PyGMT: customize "grid" in vector PDF export

Hello everyone,

our team is facing an issue with exporting maps in PDF format. The goal is to obtain a vector map that can then be imported and further customized in programs such as Adobe Illustrator. For this, landmasses should be separate objects whose color etc. can be adjusted. However, when producing and exporting such maps with PyGMT, the maps are always “sliced” with grid lines into multiple objects, and at highest resolution, for example the island of Madagascar consists just of a large number of small squares.

The following picture illustrates the problem: We export Madagascar with landmasses in orange. In low resolution (right), all of Madagascar is one vector object that I can recolor in yellow. In medium resolution, the grid is finer and Madagascar consists of two separate objects (middle). At highest resolution, Madagascar consists of many separate square objects (left).
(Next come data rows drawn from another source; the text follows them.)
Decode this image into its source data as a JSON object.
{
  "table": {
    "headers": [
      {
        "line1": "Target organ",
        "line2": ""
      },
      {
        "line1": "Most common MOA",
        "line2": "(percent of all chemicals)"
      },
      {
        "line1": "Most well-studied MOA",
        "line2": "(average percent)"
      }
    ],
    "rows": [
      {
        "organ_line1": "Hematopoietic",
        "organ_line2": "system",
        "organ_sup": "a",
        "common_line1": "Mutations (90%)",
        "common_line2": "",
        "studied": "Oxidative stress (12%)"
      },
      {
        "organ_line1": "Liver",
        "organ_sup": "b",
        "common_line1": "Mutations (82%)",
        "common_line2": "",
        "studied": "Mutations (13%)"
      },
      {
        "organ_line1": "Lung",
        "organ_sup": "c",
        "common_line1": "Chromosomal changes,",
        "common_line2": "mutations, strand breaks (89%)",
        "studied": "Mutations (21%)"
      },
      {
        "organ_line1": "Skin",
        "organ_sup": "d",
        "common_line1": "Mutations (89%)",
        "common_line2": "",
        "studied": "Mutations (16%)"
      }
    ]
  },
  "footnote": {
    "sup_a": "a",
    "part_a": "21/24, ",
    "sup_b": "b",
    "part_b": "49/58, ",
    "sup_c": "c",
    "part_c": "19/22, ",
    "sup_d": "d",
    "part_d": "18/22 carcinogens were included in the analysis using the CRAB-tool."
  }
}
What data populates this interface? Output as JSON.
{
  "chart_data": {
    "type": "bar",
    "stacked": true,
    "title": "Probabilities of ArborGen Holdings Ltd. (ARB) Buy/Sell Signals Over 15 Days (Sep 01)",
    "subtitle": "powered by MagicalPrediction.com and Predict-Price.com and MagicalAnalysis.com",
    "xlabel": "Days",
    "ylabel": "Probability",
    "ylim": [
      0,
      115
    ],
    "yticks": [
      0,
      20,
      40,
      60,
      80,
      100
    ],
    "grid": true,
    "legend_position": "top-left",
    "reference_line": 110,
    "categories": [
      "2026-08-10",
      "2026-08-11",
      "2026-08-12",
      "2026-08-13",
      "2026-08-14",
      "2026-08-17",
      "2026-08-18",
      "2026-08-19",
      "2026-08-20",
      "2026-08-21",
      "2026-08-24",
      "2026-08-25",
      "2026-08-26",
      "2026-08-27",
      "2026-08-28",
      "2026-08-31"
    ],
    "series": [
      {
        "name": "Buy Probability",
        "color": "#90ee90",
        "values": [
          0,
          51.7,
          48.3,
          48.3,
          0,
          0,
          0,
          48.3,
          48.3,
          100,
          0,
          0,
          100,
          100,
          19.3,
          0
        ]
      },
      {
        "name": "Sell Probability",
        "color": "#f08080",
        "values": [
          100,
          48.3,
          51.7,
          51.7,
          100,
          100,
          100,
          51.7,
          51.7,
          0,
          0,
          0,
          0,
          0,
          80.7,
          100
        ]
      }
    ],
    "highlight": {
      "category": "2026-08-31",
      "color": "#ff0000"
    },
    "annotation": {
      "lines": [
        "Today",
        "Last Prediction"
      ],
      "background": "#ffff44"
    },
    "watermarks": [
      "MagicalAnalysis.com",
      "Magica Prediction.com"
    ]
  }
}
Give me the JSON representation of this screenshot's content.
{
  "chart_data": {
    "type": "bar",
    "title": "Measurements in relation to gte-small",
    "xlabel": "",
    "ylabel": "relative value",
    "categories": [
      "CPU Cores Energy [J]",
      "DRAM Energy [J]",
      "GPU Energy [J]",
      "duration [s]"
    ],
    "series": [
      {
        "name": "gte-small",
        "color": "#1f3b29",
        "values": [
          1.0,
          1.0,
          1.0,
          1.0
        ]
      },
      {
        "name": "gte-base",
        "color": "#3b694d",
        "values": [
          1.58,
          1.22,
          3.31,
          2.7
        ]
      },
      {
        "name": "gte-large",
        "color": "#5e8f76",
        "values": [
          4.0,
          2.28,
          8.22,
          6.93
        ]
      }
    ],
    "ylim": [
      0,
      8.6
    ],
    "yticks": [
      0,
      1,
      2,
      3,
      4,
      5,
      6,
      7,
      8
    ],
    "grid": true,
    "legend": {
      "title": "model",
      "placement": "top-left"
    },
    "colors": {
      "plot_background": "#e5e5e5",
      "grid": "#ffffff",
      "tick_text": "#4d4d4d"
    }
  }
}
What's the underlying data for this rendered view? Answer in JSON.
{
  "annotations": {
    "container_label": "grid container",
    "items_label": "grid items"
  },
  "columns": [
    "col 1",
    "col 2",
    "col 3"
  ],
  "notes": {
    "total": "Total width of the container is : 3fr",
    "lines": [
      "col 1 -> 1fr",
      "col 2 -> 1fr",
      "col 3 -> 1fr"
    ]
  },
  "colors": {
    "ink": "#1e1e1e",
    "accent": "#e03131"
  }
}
If there a way to adjust this grid (these probably correspond to degrees / minutes), or better, altogether remove it for the exported image?

Thanks a lot in advance!

Miguel

I’m not sure what your referring to.
“Grid” as in “gridline” are controlled through frame mechanisms (frame=“g1 will create a gridline every “1” unit).
However, if you’re referring to some kind of gridding of your data (like gmtbinstat), it probably depends on what method you used. A small code excerpt would help.

What @mvences wants is land polygons in one piece. That is very inefficient for high-resolution data and hence the tiling. If you desperately need to color individual countries then see coast -E for selection a different polygon data set.

1 Like

Alternatively, pick the right color to start with and don’t mess with Illustrator.

Thank you @pwessel and @PlanetGus for your quick replies. And sorry that perhaps my wording was not ideal – I am a biologist with little experience with geographical applications. Unfortunately, the suggestion of “don’t mess with Illustrator” is not an option, because having each land polygon in one piece (as a single graphical object) is essential for our downstream applications (it is not just about color – I just used the orange vs. yellow color to illustrate the issue). We will try whether selecting a different polygon data set with -E can be a solution. If anyone has an idea how to adjust the “tiling” intervals in high-resolution vectorized (PDF) export, I would be very grateful. Note that I will be doing fieldwork in the next 3 weeks, but will report back here in early December – hopefully with a post with a good solution.

I think you are missing the point(s): (1) The GSHHG data used for plotting landmasses is already tiled and there is no undoing the tiling. The tiling interval differs for the different resolutions but they are all tiled for efficiency. (2) There is the alternate data set DCW which you can access via -E where each country is a separate polygon. (3) You are of course welcome to have whatever work flow you want, including using Illustrator to change color of things. It just sounds like a very manual, laborious, and subjective undertaking to me hence the other suggestions such as scripting what you want to achieve so it can be automated.

All what @pwessel said.
Have a look at some showcases and the documentation’s gallery to get a better idea of gmt’s capabilities.

It seems that everything you want to do manually can be scripted.

Maybe have a look at Inset — PyGMT? If you just want to color Madagascar yellow, you could try something like

import pygmt

fig = pygmt.Figure()
fig.coast(
    region="g",
    projection="G47/-20/10c",
    land="orange",
    water="white",
    dcw="MG+gyellow",
)
fig.show()

gives

Key bit is the dcw/-E parameter in fig.coast. You want to set the country code (MG for Madagascar) to a fill color (+g) of ‘yellow’.

For what you want to do, I would use a different data source for plotting the country polygons, probably either Natural Earth, which would allow you to select a basic level of detail in advance, or possibly GADM if you needed to plot lower-level administrative boundaries. In these datasets, individual countries or administrative regions are represented as individual polygons, not split into tiles as GMT does it with its internal version of GSHHS.